Papa Wemba, from the generation after Mr. Rochereau, was a disappointment. He is based in Paris, where he is at the center of a fashion-conscious subculture known as sapeurs; the peculiarly French taste for sustained, sentimental ballads currently holds too much sway over his music. Like Mr. Rochereau, Papa Wemba has a voice of extraordinary tenderness and power, and when his streamlined, seven-piece band (with two dancers) latches on to a soukous vamp the guitar lines could go on forever. But he devoted too much of his two short sets at SOB's to what sounded like Africanized versions of French chansons, and even with longer, asymmetrical melody lines (proably akin to Zairian traditional songs), the music sounded saccharine. From an American viewpoint, his French-tinged hybrids sound more parochial than his soukous.

King Sunny Ade and Youssou N'Dour have made more gratifying covenants with Western rock. Since he began performing in the United States, Mr. Ade's music has taken on a few Western touches - a keyboard player, passages in unison and the use of something like power chords, which become bell-like in the hands of his guitarists. The set on his second night at SOB's methodically featured each section of the 17-man band; percussion, guitars, steel guitar, horns and singers each had a spot. But more so than on previous visits (when Mr. Ade seemed to be trying to cater to what he saw as American tastes), the music felt traditionalist because no matter what else was going on, the core of the music came from deep-toned Nigerian talking drums, pounding out cross-rhythms in an unbroken torrent. Mr. Ade was beaming throughout the set, and his band members' informal dance routines made complex music look like one big party.

Youssou N'Dour's recent path has been a tricky one. Although he was a superstar in Senegal, outside Africa he came under Peter Gabriel's wing, opening for Mr. Gabriel's arena concerts and joining him on the Amnesty International tour. Along the way, Mr. N'Dour tried to update his band by shrinking it and to update his music by incorporating Western rock, funk and reggae. There was a tug of war between his own style, mbalax - in which the vocals are incantations amid guitar riffs - and Western rock, where the vocal melodies lie squarely on the beat; for a while, as he tried to reach Western audiences in an idiom he thought they'd prefer, Mr. N'Dour seemed like an awkward student rather than a master musician.

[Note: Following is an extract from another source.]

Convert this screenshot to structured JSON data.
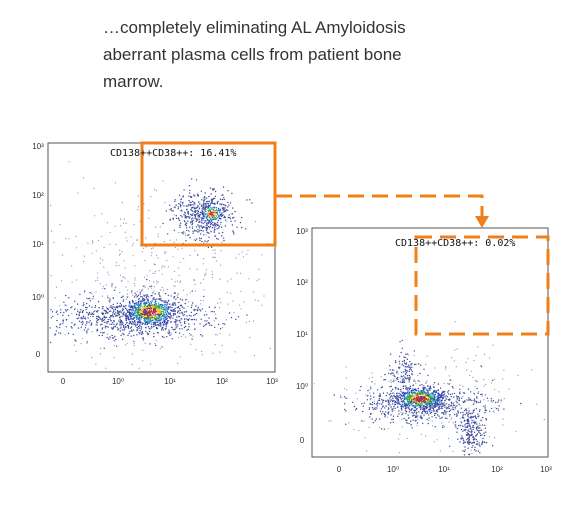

But at the Ritz on Sunday, he had clearly survived a tough transition. The band had expanded back to 12 pieces, including two percussionists whose doubletime and tripletime rhythms restored mbalax's sense of swift, sprinting momentum. Some of Mr. N'Dour's songs used Western-style melodies on the beat, as others let his voice soar in more traditional style. And the band was able to come down hard on the downbeat, like a rock band, without trampling the glorious intricacies of the Senegalese cross-rhythms. Mr. N'Dour, speaking and singing mostly in Wolof, brought the Senegalese members of the audience to their feet, but his music didn't shut anyone out.

None of these African performers have given up on reaching beyond their own cultures. Mr. N'Dour, perhaps the most conscious of his international audience, ended his show with a song called ''Toxic Waste,'' insisting that the industrialized world should not dump its pollutants in Africa. Western influences aren't always pollutants for African rock -the electric guitar didn't hurt one bit - but for the moment, African rockers may be finding out that they're better off when they face the West with faith in their own cultures.